If you’ve not done as well as you hoped in your exams and are worried about your career options then read on. I left school in 1989 with 4 GCSE’s and I’m now part of the senior nursing team in a busy district general hospital. It’s who you are and how driven you are that will take you to your future.

I passed an entrance exam for nurse training and in 1992 I started at Sefton School of Nursing. The first winter of my training brought home the reality of commuting on a bike, my RD400 was not up to the job and with all the books that were needed it was not practical. So I had to give it up and buy a mini. I still got wet though as the floor pan leaked. During each winter it was not uncommon for the windscreen to need defrosting inside and out!

The mini. Complete with loud exhaust and speakers!

I moved to Liverpool and lived in the nurses accommodation. It was a lively place to live with something always going on, especially at night!

Me at 20…
Looking back, it seems I always had a back of getting into publications!

I had a girlfriend living in the same accommodation block. She was in the year above. I could tell from what she was doing that life’s as a student was going to be great. Learning to become a nurse taught me more about myself, my friends and the world than I thought was possible. Most of this was during class and on placement but the halls themselves and nights out in town certainly helped!

The nurses accommodation (originally the TB hospital)

The first 18 months of training was all based around health. Its focus was how the person develops. Right from creation through gestation, childhood and into old age. I became fascinated by the physiological processes of illness and how the treatments worked.

About halfway through my training I had a placement on the Orthopaedics outpatient clinic. I met an elderly gentleman who had injured his hand whilst gardening and developed a contracture in both of his hands. His hands were closed tight, like claws. The first stages of his therapy involved surgery to release the tendons and then stretching splints to slowly open his hands back out. He had a wound infection which we were also treating. As myself and the senior nurse took the dressings down, cleansed his wound and redressed his hands he recounted stories from Liverpool during the 2nd world war and its slow

My sister and I. At this point Suzie was off to train as a Physiotherapist.

Making that time to enjoy listening to his life stories was powerful. It taught me that it’s not necessarily the uniform or the title of the carer that was important to this person but us taking the time to listen and talk to him. Obviously the treatment and antibiotics were important, but the therapy we provided by listening and talking was equally as effective at getting him to a healthy place.

A turning point for me was when I was placed on the maternity unit. This was when I realised I had shifted from someone enjoying fixing bikes for a living, into someone enjoying learning how to deliver a baby! I spent 6 weeks rotating around maternity and was the only male nurse in sight. That change made it hard for me to connect with my friends back home, I still kept in touch. But I was changing. These changes were brought home to me even more during a week of nights on the post natal ward.

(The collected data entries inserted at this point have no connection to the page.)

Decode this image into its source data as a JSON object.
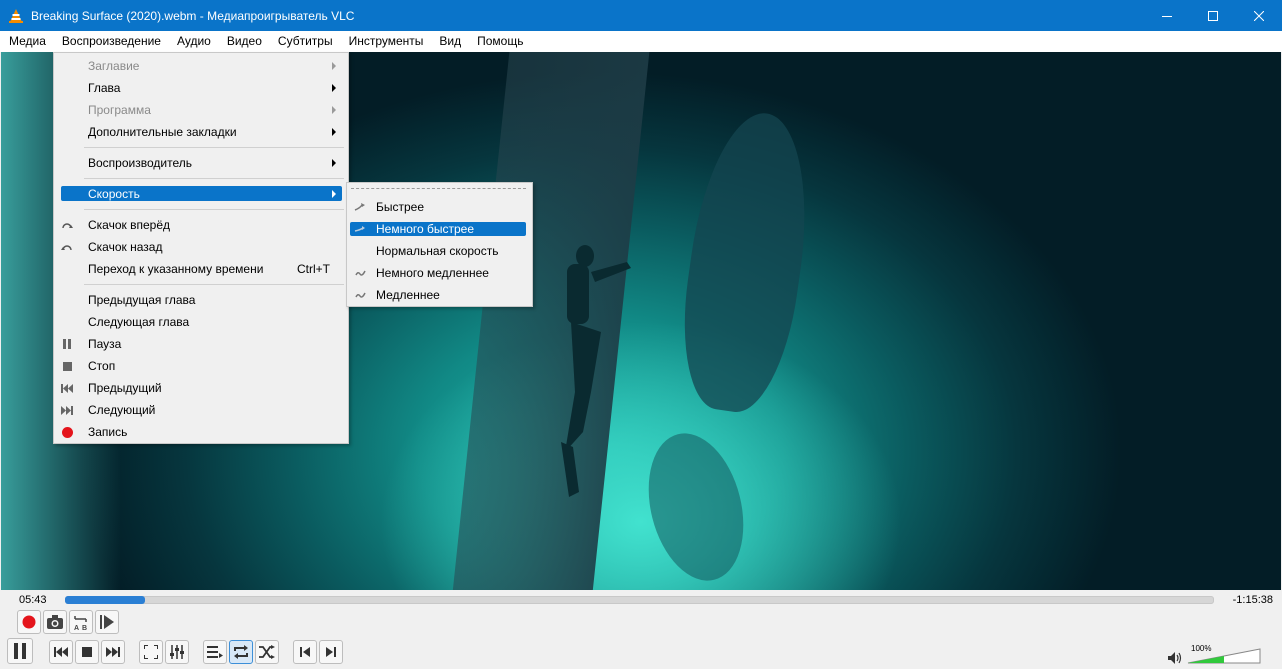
{
  "window": {
    "title": "Breaking Surface (2020).webm - Медиапроигрыватель VLC",
    "minimize_icon": "minimize-icon",
    "maximize_icon": "maximize-icon",
    "close_icon": "close-icon"
  },
  "menubar": [
    "Медиа",
    "Воспроизведение",
    "Аудио",
    "Видео",
    "Субтитры",
    "Инструменты",
    "Вид",
    "Помощь"
  ],
  "playback_menu": {
    "items": [
      {
        "label": "Заглавие",
        "disabled": true,
        "submenu": true
      },
      {
        "label": "Глава",
        "submenu": true
      },
      {
        "label": "Программа",
        "disabled": true,
        "submenu": true
      },
      {
        "label": "Дополнительные закладки",
        "submenu": true
      },
      {
        "label": "Воспроизводитель",
        "submenu": true
      },
      {
        "label": "Скорость",
        "submenu": true,
        "selected": true
      },
      {
        "label": "Скачок вперёд",
        "icon": "jump-forward-icon"
      },
      {
        "label": "Скачок назад",
        "icon": "jump-backward-icon"
      },
      {
        "label": "Переход к указанному времени",
        "shortcut": "Ctrl+T"
      },
      {
        "label": "Предыдущая глава"
      },
      {
        "label": "Следующая глава"
      },
      {
        "label": "Пауза",
        "icon": "pause-icon"
      },
      {
        "label": "Стоп",
        "icon": "stop-icon"
      },
      {
        "label": "Предыдущий",
        "icon": "previous-icon"
      },
      {
        "label": "Следующий",
        "icon": "next-icon"
      },
      {
        "label": "Запись",
        "icon": "record-icon"
      }
    ]
  },
  "speed_menu": {
    "items": [
      {
        "label": "Быстрее",
        "icon": "faster-icon"
      },
      {
        "label": "Немного быстрее",
        "icon": "slightly-faster-icon",
        "selected": true
      },
      {
        "label": "Нормальная скорость"
      },
      {
        "label": "Немного медленнее",
        "icon": "slightly-slower-icon"
      },
      {
        "label": "Медленнее",
        "icon": "slower-icon"
      }
    ]
  },
  "player": {
    "time_elapsed": "05:43",
    "time_remaining": "-1:15:38",
    "progress_fraction": 0.07,
    "volume_label": "100%",
    "volume_fraction": 1.0
  },
  "colors": {
    "accent": "#0a74c9",
    "record": "#e4141b",
    "volume_green": "#31c93c"
  }
}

Each night I helped to feed and get to sleep new born babies. This was not an episode of “the midwife” though. This hospital was surrounded by areas of poverty and deprivation, it was not far to Kirkby, at that time a large conurbation with high levels of drug use and crime. Whilst some of the mothers slept as I nursed their newborn others escaped through the security barriers to buy drugs.

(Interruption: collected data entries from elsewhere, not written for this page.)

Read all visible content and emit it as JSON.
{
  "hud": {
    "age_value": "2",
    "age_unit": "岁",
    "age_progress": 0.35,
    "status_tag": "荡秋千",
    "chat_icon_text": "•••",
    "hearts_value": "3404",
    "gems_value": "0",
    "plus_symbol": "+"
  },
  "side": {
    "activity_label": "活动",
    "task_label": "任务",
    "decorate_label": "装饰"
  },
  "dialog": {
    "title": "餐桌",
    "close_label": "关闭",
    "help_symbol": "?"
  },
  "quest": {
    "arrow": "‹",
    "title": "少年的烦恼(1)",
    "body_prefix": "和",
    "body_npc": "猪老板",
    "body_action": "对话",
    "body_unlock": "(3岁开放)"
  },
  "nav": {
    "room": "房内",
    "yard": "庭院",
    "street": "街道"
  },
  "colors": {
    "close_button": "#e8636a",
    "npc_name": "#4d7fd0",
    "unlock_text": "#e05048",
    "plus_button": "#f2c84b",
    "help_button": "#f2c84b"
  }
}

But this was Liverpool. This was a city I loved and was proud to be part of. Seeing this served to make me want to make a difference and confirmed my decisions to study to become a nurse as correct.

The following placements included nursing homes, mental health units and then it was the onto the hospital wards.

Fazakerley Hospital.

This was halfway through the second year. It was now that all those skills we had practiced in classrooms, in between the various health and ill health lectures, were brought to life. The second year confirmed again that was what I wanted. Responsibility, trust and really busy shifts.

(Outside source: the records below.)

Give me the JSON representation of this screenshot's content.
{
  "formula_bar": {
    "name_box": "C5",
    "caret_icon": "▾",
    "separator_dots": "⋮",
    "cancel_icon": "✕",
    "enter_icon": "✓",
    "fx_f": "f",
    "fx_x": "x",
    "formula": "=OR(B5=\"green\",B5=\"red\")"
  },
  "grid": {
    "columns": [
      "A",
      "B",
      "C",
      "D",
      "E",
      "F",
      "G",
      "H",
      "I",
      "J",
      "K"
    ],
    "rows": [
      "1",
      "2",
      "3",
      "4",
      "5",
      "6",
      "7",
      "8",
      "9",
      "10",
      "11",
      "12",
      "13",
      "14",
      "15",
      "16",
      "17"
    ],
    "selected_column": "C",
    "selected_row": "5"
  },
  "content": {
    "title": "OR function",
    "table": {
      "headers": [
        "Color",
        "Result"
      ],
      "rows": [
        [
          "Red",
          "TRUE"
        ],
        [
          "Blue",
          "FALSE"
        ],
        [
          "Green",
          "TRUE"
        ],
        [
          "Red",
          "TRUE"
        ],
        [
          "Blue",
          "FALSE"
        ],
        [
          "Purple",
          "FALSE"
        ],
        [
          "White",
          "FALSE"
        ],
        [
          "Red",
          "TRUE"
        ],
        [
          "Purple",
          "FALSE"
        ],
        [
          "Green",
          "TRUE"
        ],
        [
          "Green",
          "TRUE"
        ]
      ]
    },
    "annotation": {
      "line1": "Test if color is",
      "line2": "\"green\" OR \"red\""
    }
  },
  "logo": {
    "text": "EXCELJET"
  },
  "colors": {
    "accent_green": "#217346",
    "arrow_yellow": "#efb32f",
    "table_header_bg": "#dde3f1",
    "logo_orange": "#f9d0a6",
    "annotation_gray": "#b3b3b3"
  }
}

Whatever was happening I felt well supported, I knew where to go to get help and there was always a more experienced nurse to help out with a tricky question. Moving into year three brought another change. Year three was where you were the second most senior person on the ward and at night you could be the most senior nurse! I loved it, I thrived on the pressure and loved the responsibility.

The last module of training focussed upon the final stage of human existence, death. During this module we had a fantastic teacher, Chris Jones. Chris was a practice educator on the intensive care unit at Fazakerly Hospital. He brought alive patient scenarios in the classroom and often called us out individually to solve scenarios and work out what was wrong with a patient and what treatment they needed. Teaching by terrorism he called it. Certainly kept us awake after a busy night in town!

My last placement was on the Walton Hospital Neurosurgical intensive care unit. I had friends already working as newly qualified nurses on the unit and loved the experience, again it was daunting but made me want to become an ITU nurse. With Chris’s teaching in my head and the placement completed I applied for a job at the Liverpool Cardiothoracic centre.

But first we had to graduate. Time to get dressed up and hit town!